Living faithfully to God has its consequences. We know that God’s steadfast love endures forever. We’ve been taught this in the scriptures, we’re taught this in our songs and prayers. Yet, when we look at the world and see the horrors of war and violence, repeated generation after generation, and we know that poverty and homelessness are social concerns we could end if we had the political power to do so, we may wonder why God doesn’t intervene. Or we may question how God can exist when such terrible things happen. In the stories of our ancestors, we remember God’s faithfulness, and that the exiles did not lose their identity as God’s people even when they were away seventy years. Jesus knows if he stayed in the same place, he could go on and on healing and teaching, but nothing would change. Through time alone with God and prayer, Jesus knew he must go on, and continue the work in other villages. Eventually, Jesus would call other disciples, and have helpers in his ministry. But it came with a cost. In his own hometown, he was not received. John the Baptist lost his life speaking out for what he thought was right. There is a cost to living faithfully in God’s ways, but the promise of God to our ancestors, and the promise of Christ to us, is that we are not alone, and God will see us through.

Call to Worship (Psalm 147:1, 3-5, 7, 20c)
Praise the LORD! How good it is to sing praises to our God;
For God is gracious, and a song of praise is fitting.
God heals the brokenhearted,
And binds up their wounds.
God determines the number of the stars;
God gives to all of them their names.
Great is our Lord, and abundant in power;
God’s understanding is beyond measure.
Sing to the Lord with thanksgiving; make melody to our God.
Praise the Lord!

Prayer of Invocation
God who names the stars, You have also named us as Your beloved children. May we hear You calling our name in this time of worship. May we be open to the movement of Your spirit. May we discern Your wisdom and deepen our understanding of Your wondrous love. Lead us and guide us as we worship You. Amen.

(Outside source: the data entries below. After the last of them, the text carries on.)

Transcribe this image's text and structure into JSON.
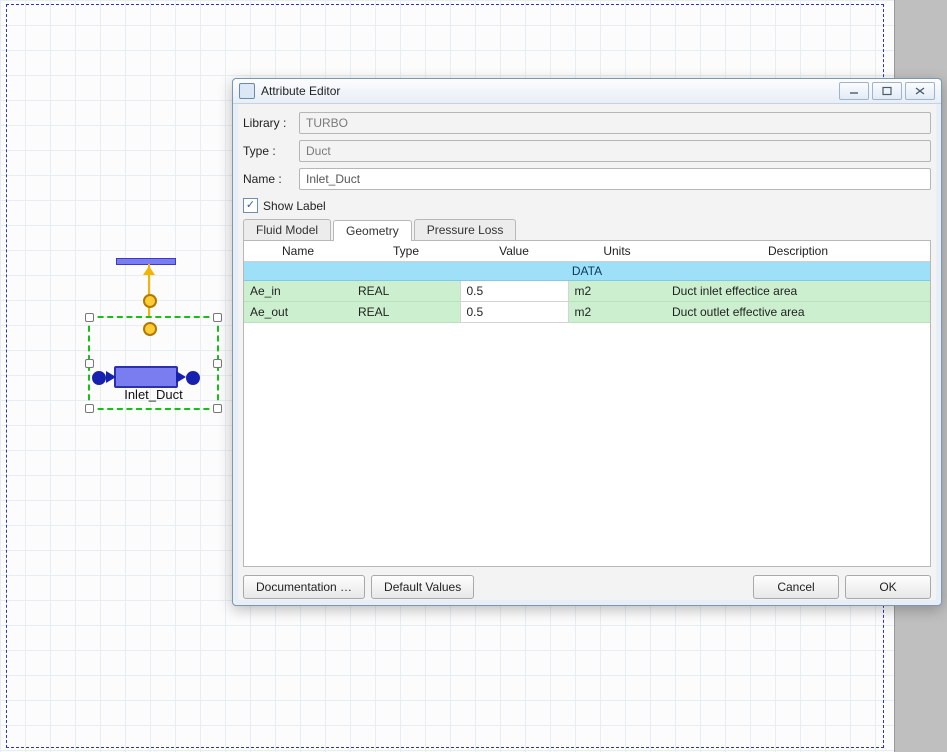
{
  "dialog": {
    "title": "Attribute Editor",
    "fields": {
      "library_label": "Library :",
      "library_value": "TURBO",
      "type_label": "Type :",
      "type_value": "Duct",
      "name_label": "Name :",
      "name_value": "Inlet_Duct"
    },
    "show_label_text": "Show Label",
    "show_label_checked": true,
    "tabs": [
      "Fluid Model",
      "Geometry",
      "Pressure Loss"
    ],
    "active_tab": "Geometry",
    "columns": [
      "Name",
      "Type",
      "Value",
      "Units",
      "Description"
    ],
    "section": "DATA",
    "rows": [
      {
        "name": "Ae_in",
        "type": "REAL",
        "value": "0.5",
        "units": "m2",
        "description": "Duct inlet effectice area"
      },
      {
        "name": "Ae_out",
        "type": "REAL",
        "value": "0.5",
        "units": "m2",
        "description": "Duct outlet effective area"
      }
    ],
    "buttons": {
      "documentation": "Documentation …",
      "defaults": "Default Values",
      "cancel": "Cancel",
      "ok": "OK"
    }
  },
  "diagram": {
    "component_label": "Inlet_Duct"
  }
}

Prayer of Brokenness/Confession
God of Steadfast Love and Mercy, we confess that at times we give up. It’s all too much. It’s too hard. There’s too much suffering and pain and loss. Too much grief. Too many balls to keep in the air, too many responsibilities, too many bills. Sometimes the world just feels so heavy. We confess that we need to know Your love more deeply, O God, and we call upon You to remind us of Your love. Help us to turn to one another in our time of need. Remind us that You have called forth not only ministers but teachers, doctors, mental health professionals, coaches, and others, for seeking our physical and mental well-being is as important as our spiritual care. You have called us to love You with our whole heart, soul, mind, and strength, and to love our neighbors as ourselves. May we remember most of all that we are not alone. In Your name we pray. Amen.

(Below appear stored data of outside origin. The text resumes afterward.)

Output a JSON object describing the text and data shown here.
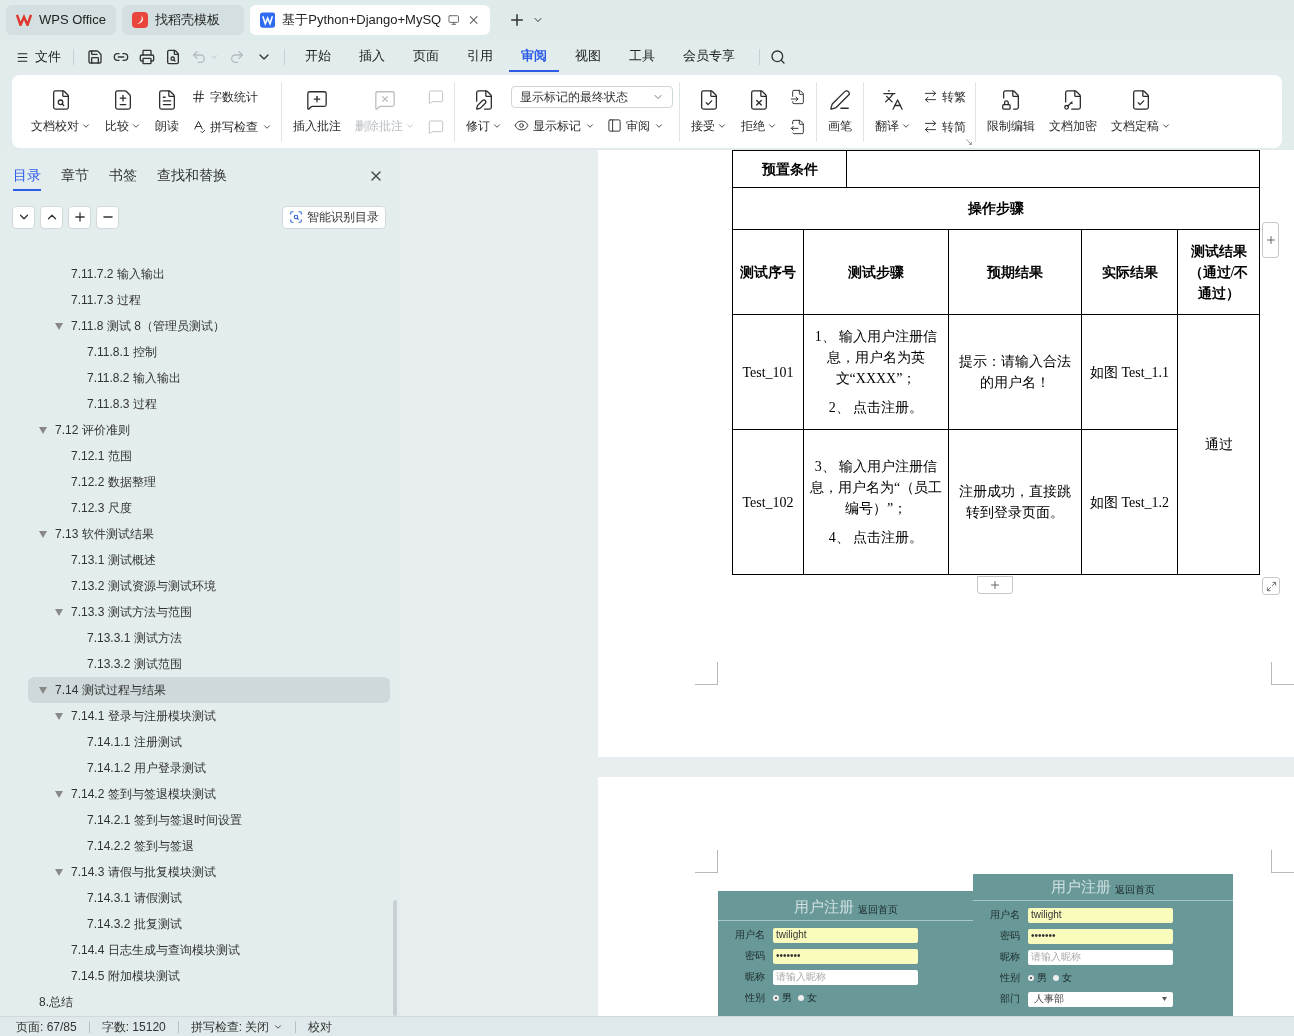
{
  "titlebar": {
    "tabs": [
      {
        "kind": "wps",
        "label": "WPS Office",
        "selected": false
      },
      {
        "kind": "docer",
        "label": "找稻壳模板",
        "selected": false
      },
      {
        "kind": "doc",
        "label": "基于Python+Django+MySQ",
        "selected": true
      }
    ]
  },
  "menu": {
    "file_label": "文件",
    "quick_access": [
      {
        "disabled": false,
        "caret": false
      },
      {
        "disabled": false,
        "caret": false
      },
      {
        "disabled": false,
        "caret": false
      },
      {
        "disabled": false,
        "caret": false
      },
      {
        "disabled": true,
        "caret": true
      },
      {
        "disabled": true,
        "caret": false
      }
    ],
    "tabs": [
      {
        "label": "开始",
        "selected": false
      },
      {
        "label": "插入",
        "selected": false
      },
      {
        "label": "页面",
        "selected": false
      },
      {
        "label": "引用",
        "selected": false
      },
      {
        "label": "审阅",
        "selected": true
      },
      {
        "label": "视图",
        "selected": false
      },
      {
        "label": "工具",
        "selected": false
      },
      {
        "label": "会员专享",
        "selected": false
      }
    ]
  },
  "ribbon": [
    {
      "items": [
        {
          "kind": "large",
          "label": "文档校对",
          "caret": true,
          "disabled": false
        },
        {
          "kind": "large",
          "label": "比较",
          "caret": true,
          "disabled": false
        },
        {
          "kind": "large",
          "label": "朗读",
          "caret": false,
          "disabled": false
        },
        {
          "kind": "stack",
          "items": [
            {
              "kind": "small",
              "label": "字数统计",
              "caret": false,
              "disabled": false
            },
            {
              "kind": "small",
              "label": "拼写检查",
              "caret": true,
              "disabled": false
            }
          ]
        }
      ]
    },
    {
      "items": [
        {
          "kind": "large",
          "label": "插入批注",
          "caret": false,
          "disabled": false
        },
        {
          "kind": "large",
          "label": "删除批注",
          "caret": true,
          "disabled": true
        },
        {
          "kind": "stack",
          "items": [
            {
              "kind": "icon",
              "disabled": true
            },
            {
              "kind": "icon",
              "disabled": true
            }
          ]
        }
      ]
    },
    {
      "items": [
        {
          "kind": "large",
          "label": "修订",
          "caret": true,
          "disabled": false
        },
        {
          "kind": "stack",
          "items": [
            {
              "kind": "select",
              "value": "显示标记的最终状态"
            },
            {
              "kind": "row",
              "items": [
                {
                  "kind": "small",
                  "label": "显示标记",
                  "caret": true,
                  "disabled": false
                },
                {
                  "kind": "small",
                  "label": "审阅",
                  "caret": true,
                  "disabled": false
                }
              ]
            }
          ]
        }
      ]
    },
    {
      "items": [
        {
          "kind": "large",
          "label": "接受",
          "caret": true,
          "disabled": false
        },
        {
          "kind": "large",
          "label": "拒绝",
          "caret": true,
          "disabled": false
        },
        {
          "kind": "stack",
          "items": [
            {
              "kind": "icon",
              "disabled": false
            },
            {
              "kind": "icon",
              "disabled": false
            }
          ]
        }
      ]
    },
    {
      "items": [
        {
          "kind": "large",
          "label": "画笔",
          "caret": false,
          "disabled": false
        }
      ]
    },
    {
      "launcher": true,
      "items": [
        {
          "kind": "large",
          "label": "翻译",
          "caret": true,
          "disabled": false
        },
        {
          "kind": "stack",
          "items": [
            {
              "kind": "small",
              "label": "转繁",
              "caret": false,
              "disabled": false
            },
            {
              "kind": "small",
              "label": "转简",
              "caret": false,
              "disabled": false
            }
          ]
        }
      ]
    },
    {
      "items": [
        {
          "kind": "large",
          "label": "限制编辑",
          "caret": false,
          "disabled": false
        },
        {
          "kind": "large",
          "label": "文档加密",
          "caret": false,
          "disabled": false
        },
        {
          "kind": "large",
          "label": "文档定稿",
          "caret": true,
          "disabled": false
        }
      ]
    }
  ],
  "sidebar": {
    "tabs": [
      {
        "label": "目录",
        "selected": true
      },
      {
        "label": "章节",
        "selected": false
      },
      {
        "label": "书签",
        "selected": false
      },
      {
        "label": "查找和替换",
        "selected": false
      }
    ],
    "smart_button": "智能识别目录",
    "toc": [
      {
        "children": [
          {
            "children": [
              {
                "label": "7.11.7.2 输入输出",
                "selected": false
              },
              {
                "label": "7.11.7.3 过程",
                "selected": false
              },
              {
                "label": "7.11.8 测试 8（管理员测试）",
                "selected": false,
                "expanded": true,
                "children": [
                  {
                    "label": "7.11.8.1 控制",
                    "selected": false
                  },
                  {
                    "label": "7.11.8.2 输入输出",
                    "selected": false
                  },
                  {
                    "label": "7.11.8.3 过程",
                    "selected": false
                  }
                ]
              }
            ]
          },
          {
            "label": "7.12 评价准则",
            "selected": false,
            "expanded": true,
            "children": [
              {
                "label": "7.12.1 范围",
                "selected": false
              },
              {
                "label": "7.12.2 数据整理",
                "selected": false
              },
              {
                "label": "7.12.3 尺度",
                "selected": false
              }
            ]
          },
          {
            "label": "7.13 软件测试结果",
            "selected": false,
            "expanded": true,
            "children": [
              {
                "label": "7.13.1 测试概述",
                "selected": false
              },
              {
                "label": "7.13.2 测试资源与测试环境",
                "selected": false
              },
              {
                "label": "7.13.3 测试方法与范围",
                "selected": false,
                "expanded": true,
                "children": [
                  {
                    "label": "7.13.3.1 测试方法",
                    "selected": false
                  },
                  {
                    "label": "7.13.3.2 测试范围",
                    "selected": false
                  }
                ]
              }
            ]
          },
          {
            "label": "7.14 测试过程与结果",
            "selected": true,
            "expanded": true,
            "children": [
              {
                "label": "7.14.1 登录与注册模块测试",
                "selected": false,
                "expanded": true,
                "children": [
                  {
                    "label": "7.14.1.1 注册测试",
                    "selected": false
                  },
                  {
                    "label": "7.14.1.2 用户登录测试",
                    "selected": false
                  }
                ]
              },
              {
                "label": "7.14.2 签到与签退模块测试",
                "selected": false,
                "expanded": true,
                "children": [
                  {
                    "label": "7.14.2.1 签到与签退时间设置",
                    "selected": false
                  },
                  {
                    "label": "7.14.2.2 签到与签退",
                    "selected": false
                  }
                ]
              },
              {
                "label": "7.14.3 请假与批复模块测试",
                "selected": false,
                "expanded": true,
                "children": [
                  {
                    "label": "7.14.3.1 请假测试",
                    "selected": false
                  },
                  {
                    "label": "7.14.3.2 批复测试",
                    "selected": false
                  }
                ]
              },
              {
                "label": "7.14.4 日志生成与查询模块测试",
                "selected": false
              },
              {
                "label": "7.14.5 附加模块测试",
                "selected": false
              }
            ]
          }
        ]
      },
      {
        "label": "8.总结",
        "selected": false
      }
    ]
  },
  "document": {
    "table": {
      "precondition_label": "预置条件",
      "section_title": "操作步骤",
      "columns": [
        "测试序号",
        "测试步骤",
        "预期结果",
        "实际结果",
        "测试结果（通过/不通过）"
      ],
      "rows": [
        {
          "id": "Test_101",
          "steps": [
            "1、 输入用户注册信息，用户名为英文“XXXX”；",
            "2、 点击注册。"
          ],
          "expected": "提示：请输入合法的用户名！",
          "actual": "如图 Test_1.1"
        },
        {
          "id": "Test_102",
          "steps": [
            "3、 输入用户注册信息，用户名为“（员工编号）”；",
            "4、 点击注册。"
          ],
          "expected": "注册成功，直接跳转到登录页面。",
          "actual": "如图 Test_1.2"
        }
      ],
      "result": "通过"
    },
    "screenshots": [
      {
        "title": "用户注册",
        "link": "返回首页",
        "fields": [
          {
            "kind": "text",
            "label": "用户名",
            "value": "twilight",
            "autofilled": true
          },
          {
            "kind": "text",
            "label": "密码",
            "value": "•••••••",
            "autofilled": true
          },
          {
            "kind": "text",
            "label": "昵称",
            "placeholder": "请输入昵称",
            "autofilled": false
          },
          {
            "kind": "radio",
            "label": "性别",
            "options": [
              {
                "label": "男",
                "selected": true
              },
              {
                "label": "女",
                "selected": false
              }
            ]
          }
        ]
      },
      {
        "title": "用户注册",
        "link": "返回首页",
        "fields": [
          {
            "kind": "text",
            "label": "用户名",
            "value": "twilight",
            "autofilled": true
          },
          {
            "kind": "text",
            "label": "密码",
            "value": "•••••••",
            "autofilled": true
          },
          {
            "kind": "text",
            "label": "昵称",
            "placeholder": "请输入昵称",
            "autofilled": false
          },
          {
            "kind": "radio",
            "label": "性别",
            "options": [
              {
                "label": "男",
                "selected": true
              },
              {
                "label": "女",
                "selected": false
              }
            ]
          },
          {
            "kind": "select",
            "label": "部门",
            "value": "人事部"
          }
        ]
      }
    ]
  },
  "status_bar": {
    "page": "页面: 67/85",
    "words": "字数: 15120",
    "spell": "拼写检查: 关闭",
    "proof": "校对"
  }
}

Isaiah 40:31: “But those who wait for the LORD shall renew their strength, they shall mount up with wings like eagles, they shall run and not be weary, they shall walk and not faint.” Know that the most difficult thing you go through is not the last thing you will go through. Know that even in the most difficult times God’s love is with you. It is imprinted in your heart. You are precious to God, and God will renew your strength. Go and encourage others, and you will find yourself encouraged. Amen.

God of the Dark, You are the giver of dreams and visions, the One who sits with us in the quiet, who accompanies us in the loneliness. As Your Son ventured out into the darkness to pray, may we also find times to seek You without the distractions of the world. May we remember how expansive Your love is, like the endless stars at night. May we listen for Your word in our heart, and may You grant us a dream and vision for our own lives, to seek You, to love You and Your ways, and to share Your love with the world. May we know that periods of loneliness are temporary, for we are called into community to journey together. Sit with us in the dark as necessary and guide us back to our beloved community. Amen.